The first record in this level table corresponds to the age of 13 years, the first patient processed by the system in this example.
-
Click Close window.
-
Navigate to the table Tutorial_Cube.StarNameViaHomeCity. The system displays something like the following:
The City level is defined by the HomeCity->Name field in the base class; that value is shown in the DxNameViaHomeCity column. This level has two level properties that are shown in the other columns.
The first record in this table is Magnolia, the home city of the first patient in the base table.
-
Click Close window.
-
Navigate to the table Tutorial_Cube.StarPrimaryCarePhysician. The system displays something like the following:
The Doctor level is defined by the PrimaryCarePhysician field in the base class, which is a reference (OREF) to an instance of the DeepSee.Study.Doctor class. The system converts the OREF to an integer and writes it into the DxPrimaryCarePhysician column.
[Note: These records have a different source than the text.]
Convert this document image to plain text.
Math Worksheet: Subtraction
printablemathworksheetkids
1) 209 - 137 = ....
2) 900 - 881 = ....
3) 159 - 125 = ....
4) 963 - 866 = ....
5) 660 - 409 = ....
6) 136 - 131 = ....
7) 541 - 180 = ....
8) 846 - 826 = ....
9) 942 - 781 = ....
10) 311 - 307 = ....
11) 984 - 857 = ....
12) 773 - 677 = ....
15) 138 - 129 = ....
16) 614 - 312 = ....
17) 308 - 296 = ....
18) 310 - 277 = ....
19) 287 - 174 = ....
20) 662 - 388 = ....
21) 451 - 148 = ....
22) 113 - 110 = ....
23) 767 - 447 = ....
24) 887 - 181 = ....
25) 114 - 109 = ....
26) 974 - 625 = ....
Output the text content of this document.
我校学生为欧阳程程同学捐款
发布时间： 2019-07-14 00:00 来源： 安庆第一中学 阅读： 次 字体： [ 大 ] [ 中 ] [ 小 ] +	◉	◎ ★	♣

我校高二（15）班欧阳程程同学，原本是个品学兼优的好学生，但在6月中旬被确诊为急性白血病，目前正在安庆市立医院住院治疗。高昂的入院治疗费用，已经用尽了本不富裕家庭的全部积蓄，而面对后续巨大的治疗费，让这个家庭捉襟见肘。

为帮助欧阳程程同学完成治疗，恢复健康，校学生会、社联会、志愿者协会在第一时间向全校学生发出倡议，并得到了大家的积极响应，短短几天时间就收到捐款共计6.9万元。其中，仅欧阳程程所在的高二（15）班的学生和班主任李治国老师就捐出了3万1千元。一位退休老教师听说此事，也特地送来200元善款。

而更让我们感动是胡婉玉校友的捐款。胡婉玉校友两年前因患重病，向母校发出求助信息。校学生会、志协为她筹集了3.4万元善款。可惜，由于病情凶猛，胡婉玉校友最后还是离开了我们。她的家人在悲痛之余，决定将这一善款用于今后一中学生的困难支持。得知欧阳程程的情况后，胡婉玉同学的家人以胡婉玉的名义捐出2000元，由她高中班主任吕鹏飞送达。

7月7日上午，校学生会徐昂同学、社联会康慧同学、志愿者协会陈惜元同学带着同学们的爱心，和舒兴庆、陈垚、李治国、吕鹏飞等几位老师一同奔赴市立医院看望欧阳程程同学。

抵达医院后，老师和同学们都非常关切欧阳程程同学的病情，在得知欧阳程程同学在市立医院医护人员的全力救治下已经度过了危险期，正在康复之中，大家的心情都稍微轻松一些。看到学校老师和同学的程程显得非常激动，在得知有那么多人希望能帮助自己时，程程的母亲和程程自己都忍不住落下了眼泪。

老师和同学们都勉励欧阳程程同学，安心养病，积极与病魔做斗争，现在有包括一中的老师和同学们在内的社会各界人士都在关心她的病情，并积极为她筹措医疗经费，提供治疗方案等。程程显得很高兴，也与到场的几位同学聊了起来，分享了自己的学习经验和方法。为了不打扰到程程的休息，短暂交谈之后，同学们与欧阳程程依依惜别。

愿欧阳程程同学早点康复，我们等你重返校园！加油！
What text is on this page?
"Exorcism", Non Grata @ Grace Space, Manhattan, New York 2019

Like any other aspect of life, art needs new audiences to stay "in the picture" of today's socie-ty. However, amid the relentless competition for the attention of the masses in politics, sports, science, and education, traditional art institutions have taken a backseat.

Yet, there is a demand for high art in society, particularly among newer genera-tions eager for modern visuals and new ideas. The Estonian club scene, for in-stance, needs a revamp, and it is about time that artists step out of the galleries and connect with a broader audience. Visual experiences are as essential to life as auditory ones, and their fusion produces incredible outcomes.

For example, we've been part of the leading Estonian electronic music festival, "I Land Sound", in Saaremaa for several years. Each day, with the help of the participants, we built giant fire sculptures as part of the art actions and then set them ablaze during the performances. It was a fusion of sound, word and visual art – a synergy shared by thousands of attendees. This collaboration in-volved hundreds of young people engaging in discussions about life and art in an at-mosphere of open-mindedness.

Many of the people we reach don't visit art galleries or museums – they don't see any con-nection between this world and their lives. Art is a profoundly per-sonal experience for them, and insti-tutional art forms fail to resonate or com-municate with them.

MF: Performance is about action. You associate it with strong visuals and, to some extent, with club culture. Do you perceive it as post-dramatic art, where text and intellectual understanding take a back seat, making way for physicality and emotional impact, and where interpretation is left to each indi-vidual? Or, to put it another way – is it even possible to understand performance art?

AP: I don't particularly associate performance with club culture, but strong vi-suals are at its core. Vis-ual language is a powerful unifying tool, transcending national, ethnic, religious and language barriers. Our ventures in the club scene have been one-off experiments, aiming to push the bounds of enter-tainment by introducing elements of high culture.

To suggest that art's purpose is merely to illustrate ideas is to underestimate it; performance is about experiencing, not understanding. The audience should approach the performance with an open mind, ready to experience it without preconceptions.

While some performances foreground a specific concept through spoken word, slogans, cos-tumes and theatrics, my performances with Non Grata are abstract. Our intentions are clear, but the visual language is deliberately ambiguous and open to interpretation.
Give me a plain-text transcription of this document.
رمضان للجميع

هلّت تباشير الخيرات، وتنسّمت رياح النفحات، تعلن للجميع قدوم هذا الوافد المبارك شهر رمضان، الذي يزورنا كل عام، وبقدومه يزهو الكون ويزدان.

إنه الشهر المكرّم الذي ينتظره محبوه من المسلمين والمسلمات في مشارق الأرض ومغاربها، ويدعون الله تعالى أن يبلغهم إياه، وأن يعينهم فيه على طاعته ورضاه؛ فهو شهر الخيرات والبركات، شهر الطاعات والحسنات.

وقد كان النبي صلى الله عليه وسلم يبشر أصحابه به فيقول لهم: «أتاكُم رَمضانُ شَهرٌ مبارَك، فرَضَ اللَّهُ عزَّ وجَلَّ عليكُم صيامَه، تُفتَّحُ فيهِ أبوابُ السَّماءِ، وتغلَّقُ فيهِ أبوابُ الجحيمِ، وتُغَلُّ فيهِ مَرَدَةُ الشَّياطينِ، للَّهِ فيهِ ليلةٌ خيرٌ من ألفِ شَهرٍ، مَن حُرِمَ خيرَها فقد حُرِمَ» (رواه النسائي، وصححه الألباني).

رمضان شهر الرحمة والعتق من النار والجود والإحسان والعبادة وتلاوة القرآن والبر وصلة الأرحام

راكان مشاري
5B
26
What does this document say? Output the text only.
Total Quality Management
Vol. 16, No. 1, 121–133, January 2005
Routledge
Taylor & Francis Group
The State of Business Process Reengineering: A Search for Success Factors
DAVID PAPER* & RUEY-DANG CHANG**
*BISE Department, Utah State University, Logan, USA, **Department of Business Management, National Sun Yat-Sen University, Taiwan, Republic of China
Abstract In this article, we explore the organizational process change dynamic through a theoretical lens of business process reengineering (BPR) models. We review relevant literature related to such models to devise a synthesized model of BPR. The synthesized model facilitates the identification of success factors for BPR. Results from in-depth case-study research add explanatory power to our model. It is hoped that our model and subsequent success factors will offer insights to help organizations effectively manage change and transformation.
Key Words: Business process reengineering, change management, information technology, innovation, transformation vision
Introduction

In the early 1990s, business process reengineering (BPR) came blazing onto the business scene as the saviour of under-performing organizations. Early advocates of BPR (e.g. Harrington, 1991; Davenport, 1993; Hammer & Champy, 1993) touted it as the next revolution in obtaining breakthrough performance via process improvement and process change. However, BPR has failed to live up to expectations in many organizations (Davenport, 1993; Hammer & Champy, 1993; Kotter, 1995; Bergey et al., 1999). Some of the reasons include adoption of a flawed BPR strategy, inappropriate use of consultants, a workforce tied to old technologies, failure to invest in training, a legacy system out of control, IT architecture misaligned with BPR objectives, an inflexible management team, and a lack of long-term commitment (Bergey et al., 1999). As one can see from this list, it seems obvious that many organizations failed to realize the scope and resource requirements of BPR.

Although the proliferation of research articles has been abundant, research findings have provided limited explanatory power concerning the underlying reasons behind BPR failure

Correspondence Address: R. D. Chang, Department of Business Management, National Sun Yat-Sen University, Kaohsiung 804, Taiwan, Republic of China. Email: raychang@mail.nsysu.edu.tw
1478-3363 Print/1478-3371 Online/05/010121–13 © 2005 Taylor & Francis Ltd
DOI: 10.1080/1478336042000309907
For this level, the member names are defined by a level property that concatenates the last name and first name, with a comma between them. The value of this level property is stored in the Dx582175229 column.
The first doctor in this table is Quince, Marvin, the primary care physician of the first patient in the base table.
The name of the null doctor is a comma, but this name is never shown; instead, for this member, the system uses the null replacement string that you specified.
To make the field names in these tables more useful, you can specify the option Field name in fact table for the levels and measures that you define. Note that this option does not apply to time levels (discussed in the next chapter), which have special internal handling.